- Occupation(s): Television host, producer

= Natasha Stillwell =

English television reporter and producer

Natasha Stillwell is an English television reporter and producer, known in Canada for the television show Daily Planet, on Discovery Channel Canada and in Northern and Central Scotland for her reporting role on STV’s The Five Thirty Show.

Originally from Hertfordshire, Natasha grew up in Edinburgh, she was a weather girl on the city’s now defunct LIVE! station. Following this, Natasha worked for the independent television production company Tern Television where she hosted shows for the BBC and Channel 4 before moving to Canada in September 2002 to join Jay Ingram on Discovery Canada’s science and technology show.

Her appearance on Daily Planet was occasionally parodied on CBC comedy show This Hour Has 22 Minutes by comedian and impressionist Gavin Crawford.
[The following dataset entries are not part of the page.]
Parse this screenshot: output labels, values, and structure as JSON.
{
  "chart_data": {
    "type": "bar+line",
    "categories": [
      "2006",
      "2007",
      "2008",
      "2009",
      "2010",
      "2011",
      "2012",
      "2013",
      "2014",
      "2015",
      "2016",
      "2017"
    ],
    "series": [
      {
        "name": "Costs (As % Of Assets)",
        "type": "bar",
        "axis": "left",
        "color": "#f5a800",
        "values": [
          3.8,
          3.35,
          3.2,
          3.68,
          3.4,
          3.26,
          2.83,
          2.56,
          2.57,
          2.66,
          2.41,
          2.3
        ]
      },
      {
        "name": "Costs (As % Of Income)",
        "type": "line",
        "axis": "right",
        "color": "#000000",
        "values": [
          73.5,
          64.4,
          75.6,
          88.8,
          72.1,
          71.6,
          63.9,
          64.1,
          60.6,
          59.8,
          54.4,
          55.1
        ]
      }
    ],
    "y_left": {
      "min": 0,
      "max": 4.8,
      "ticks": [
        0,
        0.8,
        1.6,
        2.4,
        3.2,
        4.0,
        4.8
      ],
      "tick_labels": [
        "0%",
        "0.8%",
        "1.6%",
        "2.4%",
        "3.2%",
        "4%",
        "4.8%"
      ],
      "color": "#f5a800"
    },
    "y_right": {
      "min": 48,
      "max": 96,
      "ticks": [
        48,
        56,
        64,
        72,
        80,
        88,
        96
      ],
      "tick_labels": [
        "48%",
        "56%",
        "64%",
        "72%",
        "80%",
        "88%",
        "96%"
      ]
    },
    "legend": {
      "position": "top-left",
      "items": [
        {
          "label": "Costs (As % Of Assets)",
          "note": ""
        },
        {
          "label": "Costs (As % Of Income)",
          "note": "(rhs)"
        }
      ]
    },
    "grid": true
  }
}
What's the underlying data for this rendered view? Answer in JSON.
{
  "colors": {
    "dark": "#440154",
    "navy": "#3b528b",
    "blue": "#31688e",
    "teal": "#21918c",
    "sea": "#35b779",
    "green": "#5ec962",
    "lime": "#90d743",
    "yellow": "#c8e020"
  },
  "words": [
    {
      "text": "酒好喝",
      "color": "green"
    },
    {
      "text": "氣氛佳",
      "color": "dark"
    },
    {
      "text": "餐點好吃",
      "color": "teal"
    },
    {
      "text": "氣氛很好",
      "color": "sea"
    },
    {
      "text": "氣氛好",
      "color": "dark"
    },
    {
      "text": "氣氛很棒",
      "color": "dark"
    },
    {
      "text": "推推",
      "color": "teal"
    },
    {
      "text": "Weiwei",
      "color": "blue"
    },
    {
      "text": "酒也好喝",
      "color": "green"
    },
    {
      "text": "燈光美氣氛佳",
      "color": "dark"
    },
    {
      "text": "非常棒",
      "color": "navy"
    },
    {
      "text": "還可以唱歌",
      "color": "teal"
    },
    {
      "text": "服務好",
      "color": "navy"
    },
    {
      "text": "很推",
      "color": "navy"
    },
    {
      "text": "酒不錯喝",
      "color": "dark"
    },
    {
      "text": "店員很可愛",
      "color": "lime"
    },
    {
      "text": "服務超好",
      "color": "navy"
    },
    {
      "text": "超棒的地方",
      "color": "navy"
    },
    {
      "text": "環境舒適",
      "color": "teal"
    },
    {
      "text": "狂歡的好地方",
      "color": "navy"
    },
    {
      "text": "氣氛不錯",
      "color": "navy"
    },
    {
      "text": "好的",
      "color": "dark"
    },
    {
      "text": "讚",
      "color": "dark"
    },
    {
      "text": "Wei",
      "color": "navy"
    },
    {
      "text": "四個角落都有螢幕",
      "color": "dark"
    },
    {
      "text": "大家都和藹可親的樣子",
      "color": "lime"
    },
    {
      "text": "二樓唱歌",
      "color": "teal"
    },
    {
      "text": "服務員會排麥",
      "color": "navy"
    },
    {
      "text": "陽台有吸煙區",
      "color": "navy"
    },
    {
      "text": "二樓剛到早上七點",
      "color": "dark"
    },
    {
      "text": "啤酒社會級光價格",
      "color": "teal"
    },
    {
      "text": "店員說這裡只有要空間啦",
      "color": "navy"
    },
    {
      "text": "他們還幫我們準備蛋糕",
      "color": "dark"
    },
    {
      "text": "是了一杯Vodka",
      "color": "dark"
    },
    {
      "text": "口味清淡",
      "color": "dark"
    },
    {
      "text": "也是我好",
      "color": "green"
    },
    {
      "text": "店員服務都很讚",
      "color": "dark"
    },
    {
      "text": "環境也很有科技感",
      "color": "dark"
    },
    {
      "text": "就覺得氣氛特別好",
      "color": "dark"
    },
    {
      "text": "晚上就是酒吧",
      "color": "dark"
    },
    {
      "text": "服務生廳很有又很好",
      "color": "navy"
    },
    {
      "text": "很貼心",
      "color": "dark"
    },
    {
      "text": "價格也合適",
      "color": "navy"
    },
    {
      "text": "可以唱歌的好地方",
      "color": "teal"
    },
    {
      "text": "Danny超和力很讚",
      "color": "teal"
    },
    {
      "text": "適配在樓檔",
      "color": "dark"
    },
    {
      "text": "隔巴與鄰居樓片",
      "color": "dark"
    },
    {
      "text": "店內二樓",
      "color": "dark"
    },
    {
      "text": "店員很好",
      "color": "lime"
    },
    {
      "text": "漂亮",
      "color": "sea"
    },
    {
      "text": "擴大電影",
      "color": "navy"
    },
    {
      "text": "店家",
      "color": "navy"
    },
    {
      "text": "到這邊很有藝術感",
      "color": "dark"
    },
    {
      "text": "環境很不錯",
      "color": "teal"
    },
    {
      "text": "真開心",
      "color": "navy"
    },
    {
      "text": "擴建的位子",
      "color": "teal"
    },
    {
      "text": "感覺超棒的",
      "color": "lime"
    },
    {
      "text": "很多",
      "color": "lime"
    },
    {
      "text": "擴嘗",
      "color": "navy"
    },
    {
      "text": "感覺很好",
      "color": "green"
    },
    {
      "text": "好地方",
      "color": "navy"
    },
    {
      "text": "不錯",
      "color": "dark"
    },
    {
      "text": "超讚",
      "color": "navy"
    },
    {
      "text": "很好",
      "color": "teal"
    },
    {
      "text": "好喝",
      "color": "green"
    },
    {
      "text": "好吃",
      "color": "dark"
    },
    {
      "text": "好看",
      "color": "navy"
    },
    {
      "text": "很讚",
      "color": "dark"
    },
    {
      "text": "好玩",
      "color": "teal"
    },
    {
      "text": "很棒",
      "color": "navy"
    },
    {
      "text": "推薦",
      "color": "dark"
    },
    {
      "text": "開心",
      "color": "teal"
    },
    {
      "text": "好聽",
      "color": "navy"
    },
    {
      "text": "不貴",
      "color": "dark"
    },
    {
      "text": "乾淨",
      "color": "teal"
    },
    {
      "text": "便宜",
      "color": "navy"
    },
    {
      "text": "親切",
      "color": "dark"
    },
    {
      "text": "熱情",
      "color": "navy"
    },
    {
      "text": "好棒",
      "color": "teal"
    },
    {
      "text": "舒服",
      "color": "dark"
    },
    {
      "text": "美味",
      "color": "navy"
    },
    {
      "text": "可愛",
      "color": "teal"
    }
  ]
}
Stillwell’s final appearance was 2 February 2007.

She returned to Scotland, joining STV for the launch of their features magazine programme The Five Thirty Show as one of the show’s reporters from 28 January 2008 until the programme was axed on 15 May 2009. Stillwell then became a producer for The Five Thirty Show’s successor, The Hour.

She has also presented her own video blog, Stillwell Science, on YouTube, and written articles on science for The Times newspaper.

In 2011, Stillwell joined Twig, a company that makes educational films and resources. She served in a number of roles before the company was acquired by Imagine Learning in 2022, and now serves as president of Imagine Learning Studios, UK.